Mevrouw A.H. was geboren in Stekene (Oost-Vlaanderen) op 27 april 1939. Zij overleed in woonzorgcentrum De Zavel in Antwerpen op 26 juli 2025. Haar uitvaart vond plaats op dinsdag 12 augustus 2025 om 11:30 op begraafplaats ’t Schoonselhof, ter hoogte van de strooiweide De Wingerd. Dichter van dienst was Max Greyson.
Tijdens mijn telefoongesprek met een medewerker van wzc De Zavel verneem ik dat er ter nagedachtenis van de overledene een plechtigheid plaats heeft gehad op de afdeling waar ze woonde. Op mijn vraag of iemand me een beeld kan schetsen van wie A.H. geweest is, wordt me beloofd dat een teamverantwoordelijke me zal mailen.

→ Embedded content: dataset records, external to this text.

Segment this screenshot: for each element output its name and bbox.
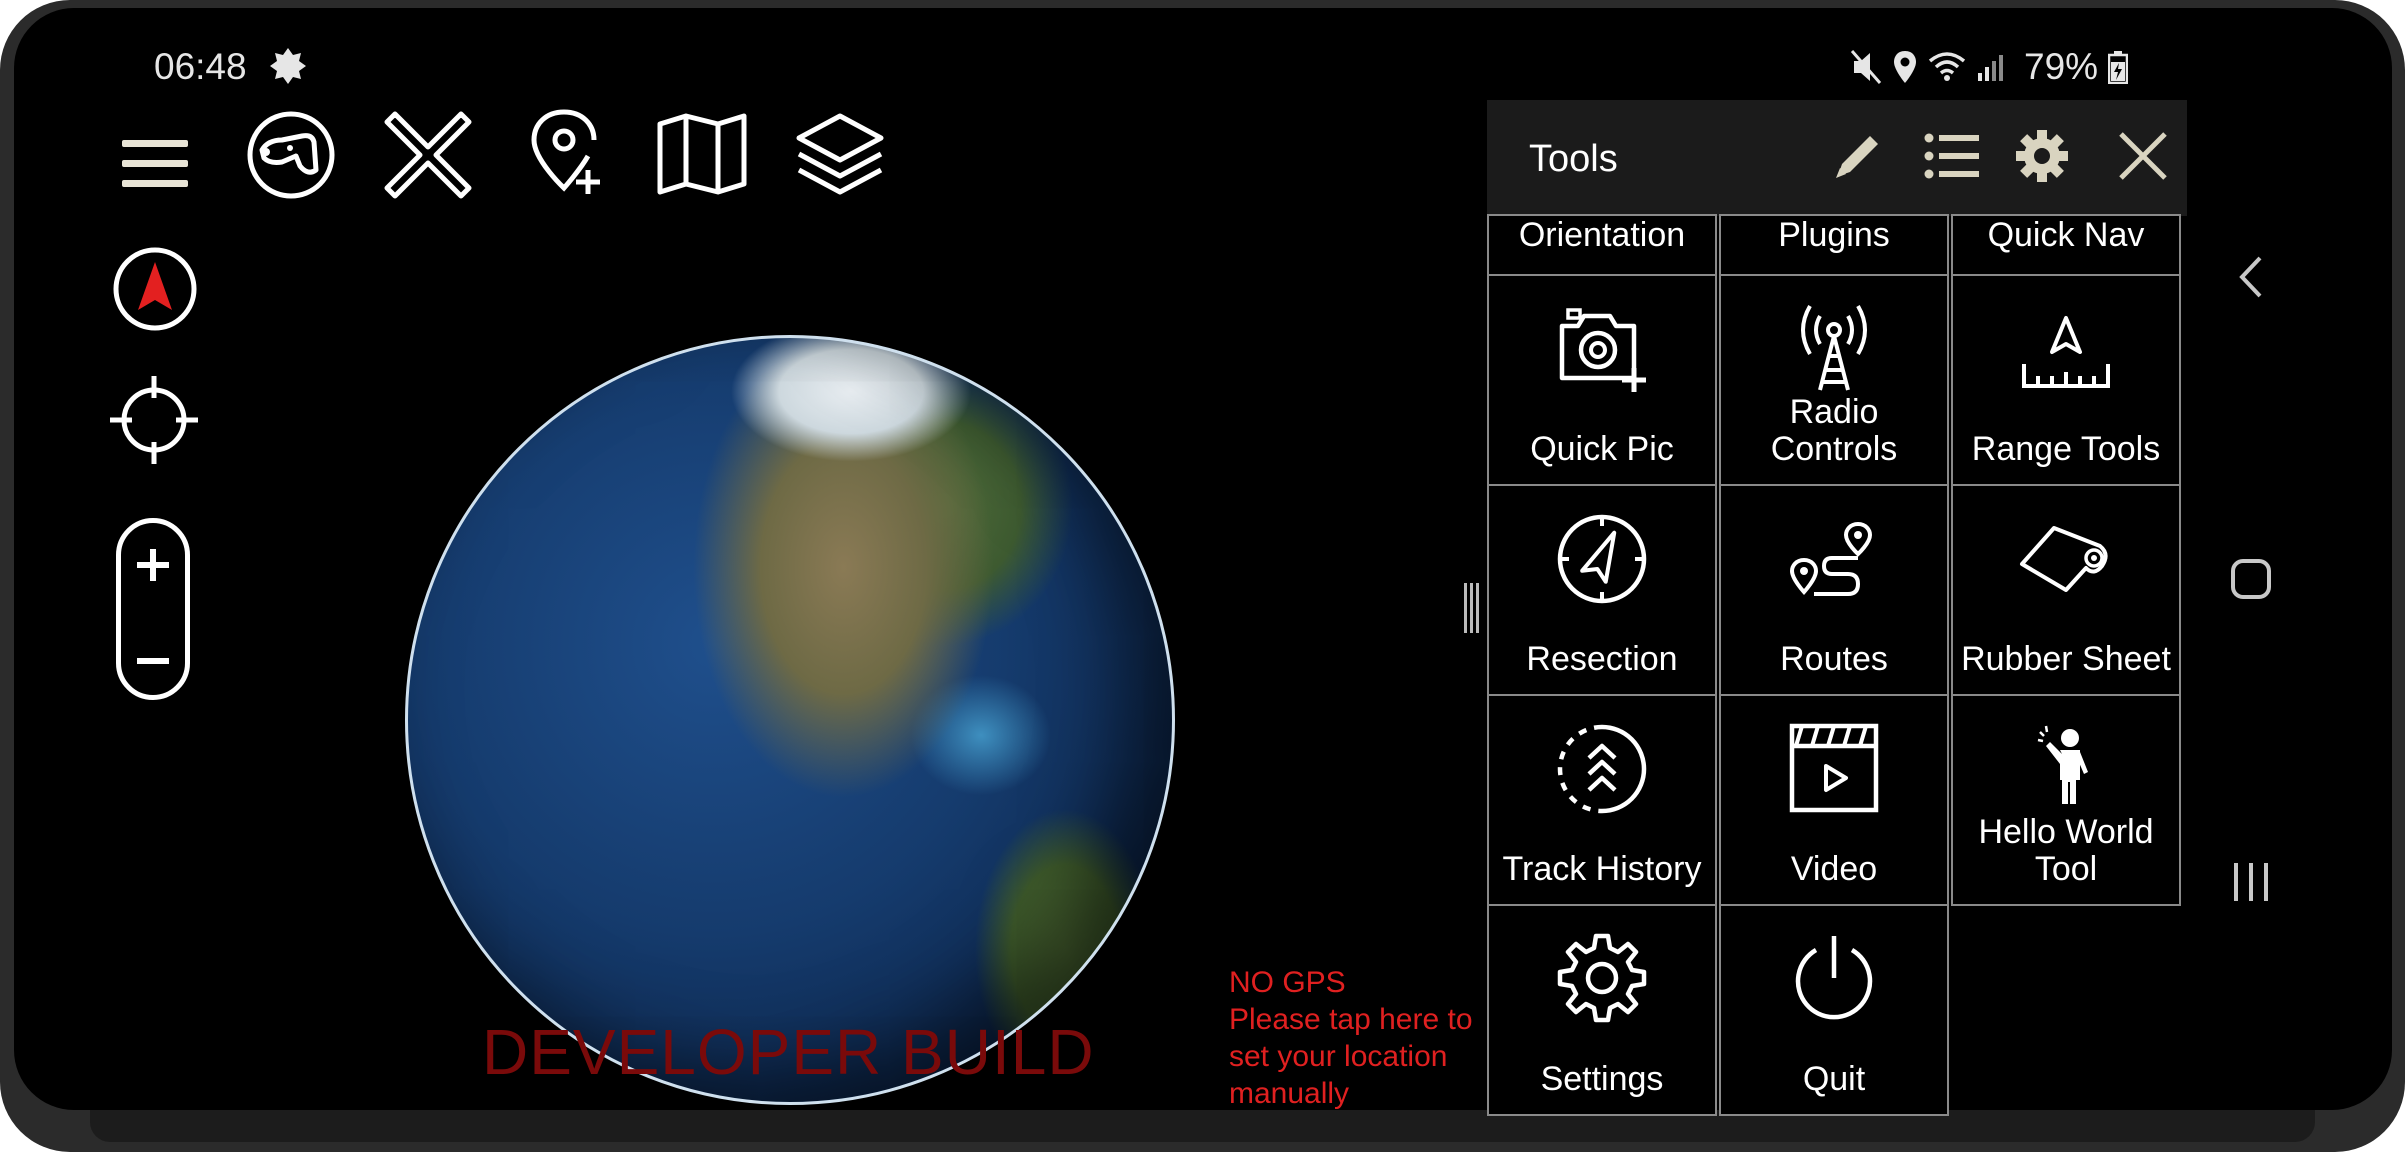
menu-icon[interactable]: [122, 138, 188, 190]
range-ruler-icon: [2022, 316, 2110, 388]
tool-label: Resection: [1526, 640, 1678, 678]
zoom-control: [116, 518, 190, 700]
tool-routes[interactable]: Routes: [1719, 484, 1949, 696]
globe-map[interactable]: [405, 335, 1175, 1105]
tool-label: Routes: [1780, 640, 1888, 678]
tool-quick-nav[interactable]: Quick Nav: [1951, 214, 2181, 276]
device-bottom-bezel: [90, 1110, 2315, 1142]
tool-label: Quit: [1802, 1060, 1866, 1098]
add-location-pin-icon[interactable]: [528, 108, 608, 198]
developer-build-watermark: DEVELOPER BUILD: [482, 1016, 1095, 1088]
tool-range-tools[interactable]: Range Tools: [1951, 274, 2181, 486]
tool-label: Quick Pic: [1530, 430, 1674, 468]
tool-label: Range Tools: [1971, 430, 2161, 468]
zoom-out-icon[interactable]: [137, 657, 169, 665]
tools-header: Tools: [1487, 100, 2187, 216]
map-icon[interactable]: [656, 112, 748, 196]
tool-track-history[interactable]: Track History: [1487, 694, 1717, 906]
close-icon[interactable]: [2115, 128, 2171, 184]
hello-person-icon: [2037, 725, 2088, 804]
tool-label: Rubber Sheet: [1961, 640, 2171, 678]
tool-label: Orientation: [1518, 216, 1686, 254]
tools-title: Tools: [1529, 138, 1618, 180]
tool-rubber-sheet[interactable]: Rubber Sheet: [1951, 484, 2181, 696]
tool-resection[interactable]: Resection: [1487, 484, 1717, 696]
tool-label: Settings: [1540, 1060, 1664, 1098]
tool-label: Plugins: [1778, 216, 1890, 254]
tool-video[interactable]: Video: [1719, 694, 1949, 906]
camera-plus-icon: [1559, 308, 1646, 392]
no-gps-message[interactable]: NO GPS Please tap here to set your locat…: [1229, 964, 1473, 1112]
zoom-in-icon[interactable]: [137, 549, 169, 581]
status-icons: 79%: [1850, 46, 2129, 88]
radio-tower-icon: [1801, 304, 1867, 391]
tool-label: Quick Nav: [1987, 216, 2145, 254]
notification-gear-icon: [270, 48, 306, 84]
rubber-sheet-icon: [2020, 526, 2108, 592]
close-x-icon[interactable]: [383, 110, 473, 200]
tool-hello-world[interactable]: Hello World Tool: [1951, 694, 2181, 906]
list-icon[interactable]: [1923, 128, 1981, 184]
home-icon[interactable]: [2230, 558, 2272, 600]
mute-icon: [1850, 50, 1882, 84]
tool-radio-controls[interactable]: Radio Controls: [1719, 274, 1949, 486]
tool-orientation[interactable]: Orientation: [1487, 214, 1717, 276]
north-compass-icon[interactable]: [112, 246, 198, 332]
location-icon: [1894, 51, 1916, 83]
tool-settings[interactable]: Settings: [1487, 904, 1717, 1116]
tool-label: Video: [1790, 850, 1878, 888]
tool-label: Track History: [1502, 850, 1702, 888]
tool-label: Radio Controls: [1770, 393, 1898, 468]
gear-icon[interactable]: [2014, 128, 2070, 184]
pencil-icon[interactable]: [1830, 128, 1886, 184]
back-icon[interactable]: [2236, 254, 2266, 300]
status-time: 06:48: [154, 46, 247, 87]
signal-icon: [1978, 55, 2003, 81]
recents-icon[interactable]: [2232, 861, 2270, 903]
tool-label: Hello World Tool: [1978, 813, 2154, 888]
tool-quit[interactable]: Quit: [1719, 904, 1949, 1116]
settings-gear-icon: [1557, 933, 1647, 1023]
video-icon: [1789, 723, 1879, 813]
battery-percent: 79%: [2024, 46, 2099, 87]
drawer-handle[interactable]: [1462, 583, 1480, 633]
battery-icon: [2108, 51, 2129, 84]
tool-plugins[interactable]: Plugins: [1719, 214, 1949, 276]
tool-quick-pic[interactable]: Quick Pic: [1487, 274, 1717, 486]
route-icon: [1789, 521, 1873, 596]
dog-icon[interactable]: [246, 110, 336, 200]
compass-icon: [1557, 514, 1647, 604]
power-icon: [1795, 936, 1873, 1020]
layers-icon[interactable]: [795, 112, 885, 200]
track-history-icon: [1557, 724, 1647, 814]
wifi-icon: [1928, 52, 1966, 81]
locate-crosshair-icon[interactable]: [108, 374, 200, 466]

En zo vind ik diezelfde dag nog een bericht in mijn mailbox. Het bericht bevat hoofdzakelijk het scenario dat was opgesteld voor de plechtige nagedachtenis in het wzc. Blijkt dat A.H. al twaalf jaar in De Zavel woonde, wat het gemiddelde aantal jaren dat iemand verblijft in een woonzorgcentrum opvallend overtreft.
A. was dan wel geboren in Stekene, ze was er echt ‘eentje van ’t stad’, lees ik. Ze woonde haast haar hele volwassen leven in de ‘Seefhoek’. Dat is een van de oudste wijken in Antwerpen. Aanvankelijk was de Seefhoek een aantal straten om en rond de Lange Beeldekensstraat waar vele gezinnen woonden van wie de kostwinners werkten in de haven of aan de spoorlijnen. De wijk groeide uit tot een superdiverse buurt waar beroemdheden als Vincent Van Gogh, La Esterella , Willy Vandersteen en Panamarenko hebben gewoond en ook talloos vele bekende Vlamingen als acteur Michael Pas en zanger/troubadour Tourist LemC.

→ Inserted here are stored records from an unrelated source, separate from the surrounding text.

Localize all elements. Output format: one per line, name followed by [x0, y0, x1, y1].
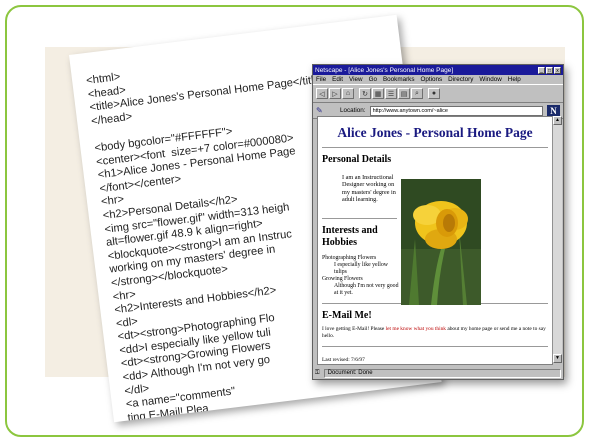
scroll-down-icon[interactable]: ▼: [553, 354, 562, 363]
forward-icon[interactable]: ▷: [329, 88, 341, 99]
status-bar: ⚿ Document: Done: [315, 368, 561, 378]
email-text: I love getting E-Mail! Please: [322, 325, 385, 332]
find-icon[interactable]: ⌕: [411, 88, 423, 99]
security-key-icon: ⚿: [315, 369, 320, 376]
illustration-frame: <html> <head> <title>Alice Jones's Perso…: [5, 5, 584, 437]
section-email: E-Mail Me!: [322, 309, 372, 321]
scroll-up-icon[interactable]: ▲: [553, 116, 562, 125]
menu-directory[interactable]: Directory: [448, 76, 473, 83]
location-label: Location:: [340, 107, 366, 114]
home-icon[interactable]: ⌂: [342, 88, 354, 99]
maximize-icon[interactable]: □: [546, 66, 553, 74]
hobby-list: Photographing Flowers I especially like …: [322, 255, 402, 297]
divider: [322, 345, 548, 347]
browser-titlebar: Netscape - [Alice Jones's Personal Home …: [313, 65, 563, 75]
reload-icon[interactable]: ↻: [359, 88, 371, 99]
page-heading: Alice Jones - Personal Home Page: [337, 125, 533, 140]
hobby-title: Growing Flowers: [322, 275, 363, 282]
minimize-icon[interactable]: _: [538, 66, 545, 74]
daffodil-image: [401, 179, 481, 305]
back-icon[interactable]: ◁: [316, 88, 328, 99]
last-updated: Last revised: 7/6/97: [322, 356, 365, 363]
netscape-logo: N: [547, 104, 560, 117]
window-title: Netscape - [Alice Jones's Personal Home …: [315, 66, 454, 74]
page-content: Alice Jones - Personal Home Page Persona…: [317, 116, 553, 365]
close-icon[interactable]: x: [554, 66, 561, 74]
menu-options[interactable]: Options: [420, 76, 442, 83]
menu-file[interactable]: File: [316, 76, 326, 83]
bookmark-icon[interactable]: ✎: [316, 106, 326, 116]
menu-window[interactable]: Window: [479, 76, 501, 83]
menu-help[interactable]: Help: [508, 76, 521, 83]
hobby-title: Photographing Flowers: [322, 254, 377, 261]
menu-bar: File Edit View Go Bookmarks Options Dire…: [313, 75, 563, 84]
browser-window: Netscape - [Alice Jones's Personal Home …: [312, 64, 564, 380]
section-personal-details: Personal Details: [322, 154, 392, 165]
menu-view[interactable]: View: [349, 76, 363, 83]
status-text: Document: Done: [323, 368, 561, 378]
flower-image: [401, 179, 481, 305]
menu-bookmarks[interactable]: Bookmarks: [383, 76, 415, 83]
location-input[interactable]: http://www.anytown.com/~alice: [369, 105, 543, 116]
hobby-description: I especially like yellow tulips: [334, 261, 388, 275]
vertical-scrollbar[interactable]: ▲ ▼: [552, 116, 562, 363]
print-icon[interactable]: ▤: [398, 88, 410, 99]
divider: [322, 217, 397, 219]
email-link[interactable]: let me know what you think: [386, 326, 446, 332]
images-icon[interactable]: ▦: [372, 88, 384, 99]
stop-icon[interactable]: ●: [428, 88, 440, 99]
bio-text: I am an Instructional Designer working o…: [342, 174, 396, 204]
menu-go[interactable]: Go: [369, 76, 377, 83]
divider: [322, 147, 548, 148]
email-paragraph: I love getting E-Mail! Please let me kno…: [322, 326, 548, 340]
open-icon[interactable]: ☰: [385, 88, 397, 99]
hobby-description: Although I'm not very good at it yet.: [334, 282, 399, 296]
section-interests: Interests and Hobbies: [322, 224, 378, 248]
toolbar: ◁ ▷ ⌂ ↻ ▦ ☰ ▤ ⌕ ●: [313, 84, 563, 103]
menu-edit[interactable]: Edit: [332, 76, 343, 83]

A.H. luisterde graag naar muziek. Ze bleek onder meer een grote fan van ABBA. In het wzc stond ze bekend als een lieve rustige dame, die wat op de achtergrond bleef. Maar toch kenden heel wat mensen haar. Voor groepsactiviteiten paste ze liever, tenzij het om snoeperijen ging. Voor zoetigheden mocht je haar altijd wakker maken: zoet beleg op de boterham, ijsjes, pannenkoeken. Daarnaast hield ze van een wandeling, steevast in de namiddag in de gang, of met de rolstoel naar buiten, naar haar oude buurt.

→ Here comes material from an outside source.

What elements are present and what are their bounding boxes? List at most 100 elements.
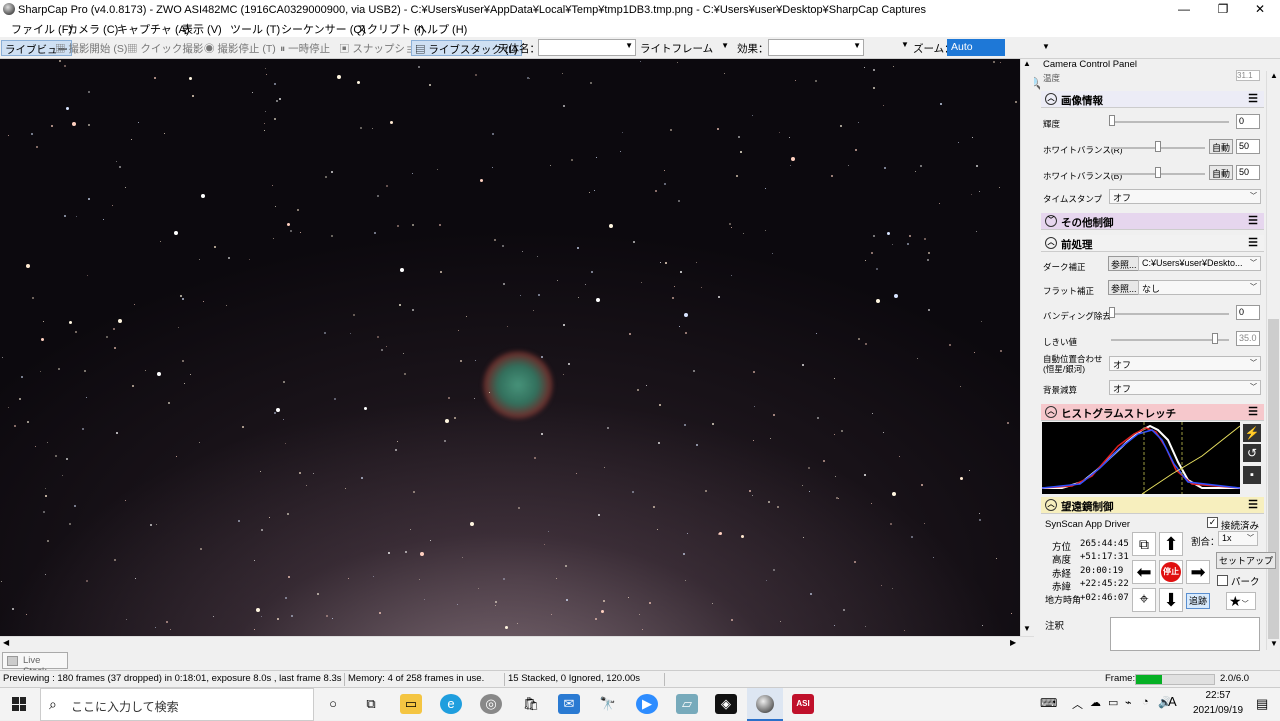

Stilaan nam de drang af om op te staan, te wandelen, naar de cafetaria af te zakken. Nadat ze ongelukkig ten val was gekomen en met een breuk in het ziekenhuis had gelegen, vertoefde A. bijna uitsluitend op haar kamer. Op 26 juli ’s middags had ze gevraagd aan een zorgkundige om even bij haar te komen zitten, wat ook prompt werd opgevolgd. Enkele uren nadien is ze in haar slaap overleden. ‘We zullen je missen’. Zo eindigt de plechtigheid die in het wzc heeft plaatstgevonden.
Het is dinsdag 12 augustus en we hebben drie eenzame uitvaarten verzorgd deze ochtend. De temperatuur buiten is inmiddels gestegen tot ruim boven de 30 °. Ik zit in de hal van de aula, samen met Max, de dichter die net is toegekomen voor de laatste uitvaart van vandaag . We laten ons een beker fris water welgevallen. M. van het uitvaartcentrum stopt me een suikerwafel toe. Tijdens de vorige uitvaart voelde ik mijn benen wat slapjes worden. Maar klokslag half 12 kan de uitvaart van mevrouw A.H. zonder problemen beginnen.
Aan de urnezuil stellen we ons in een kring op: behalve Max de dichter en ikzelf zijn dat uiteraard M. als de voorganger en N. de chauffeur die ook de asuitstrooiing voor zijn rekening neemt. Hij is een nieuwe collega van het uitvaartcentrum. Vandaag neemt hij voor het eerst deel aan de eenzame uitvaarten.
Nadat M. iedereen nu officieel welkom heeft geheten, vertel ik kort over mijn bevindingen bij het voorbereiden van het afscheid van mevrouw A.H. Ik herhaal dat haar medebewoners en het personeel van De Zavel hun plechtigheid afgesloten hebben met de woorden we zullen je missen. Waarop Max uitgenodigd wordt om het gedicht voor te dragen dat hij voor A.H. heeft geschreven:
We hoeven niet te weten wie u wekte, hoe uw stem
Zich een eerste keer boog, welke weg uw vingers volgden
Om over de oneffenheden van het platteland
Naar de stad te trekken, we hoeven niet te weten
Op welke plekken u stilstond of aarzelde
Waar u naar boven keek en waar u viel
(uw kalme tred klinkt nog steeds langs onze kamers)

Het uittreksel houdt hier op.